Book value per common share rose to $91.28 from $83.59 a year ago, with adjusted book value per share up to $99.79 from $96.37.

Assets under management reached $1.576 trillion and the group returned $746 million to shareholders via $250 million of buybacks and $496 million in dividends.

Management pointed to solid progress at PGIM and US businesses, while acknowledging the drag from the extended voluntary sales suspension at Prudential of Japan.

Oscar Health: Net income surges and MLR improves to 70.5%

Oscar Health posted a strong turnaround in Q1 2026, with net income attributable to the company rising to $679 million from $275.3 million a year earlier. Total revenue grew to $4.65 billion from $3.05 billion, driven by higher membership and rate increases, partially offset by higher net risk-adjustment accruals.

Profitability metrics showed significant improvement: the medical loss ratio fell to 70.5% from 75.4%, aided by disciplined pricing, favorable mix and $68 million of favorable prior‑period development (versus $31 million of unfavorable development in Q1 2025). The SG&A ratio improved to 15.2% from 15.8% on better fixed‑cost leverage.

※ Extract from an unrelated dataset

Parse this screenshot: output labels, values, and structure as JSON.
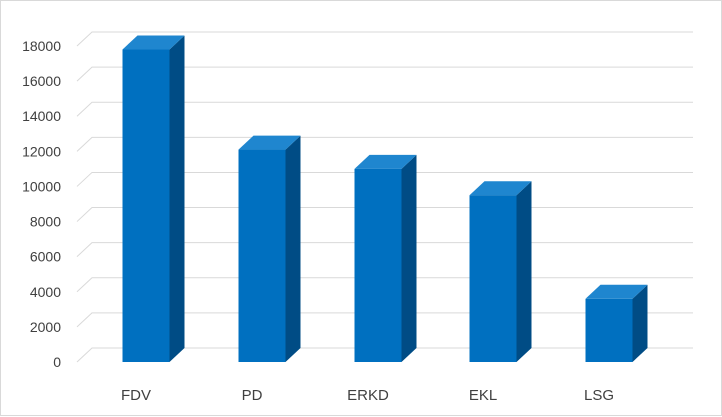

Meanwhile, total membership rose to about 3.17 million from 2.04 million, concentrated in Individual and (legacy) small group business, as the company continues to pivot toward a more profitable, scaled individual‑market strategy.

ProAssurance: Returns to profit but reports 109.9% combined ratio

ProAssurance reported Q1 2026 net income of $8.5 million and operating income of $12.7 million, reflecting continued progress in repositioning its medical professional liability and workers’ compensation portfolios.

Consolidated net premiums written were $258.6 million, including $192.4 million in medical professional liability (over 95% of the specialty P&C segment) and $50.0 million in workers’ compensation.

The consolidated non‑GAAP combined ratio improved 2.3 points to 109.9%, including a 105.9% non‑GAAP combined ratio for the specialty P&C segment. Improvement was driven by favorable prior‑year reserve development - about $3.0 million in medical professional liability - and a modestly better expense ratio.

Net investment income rose 8.2%, though equity‑method investment results were weaker on lower market valuations.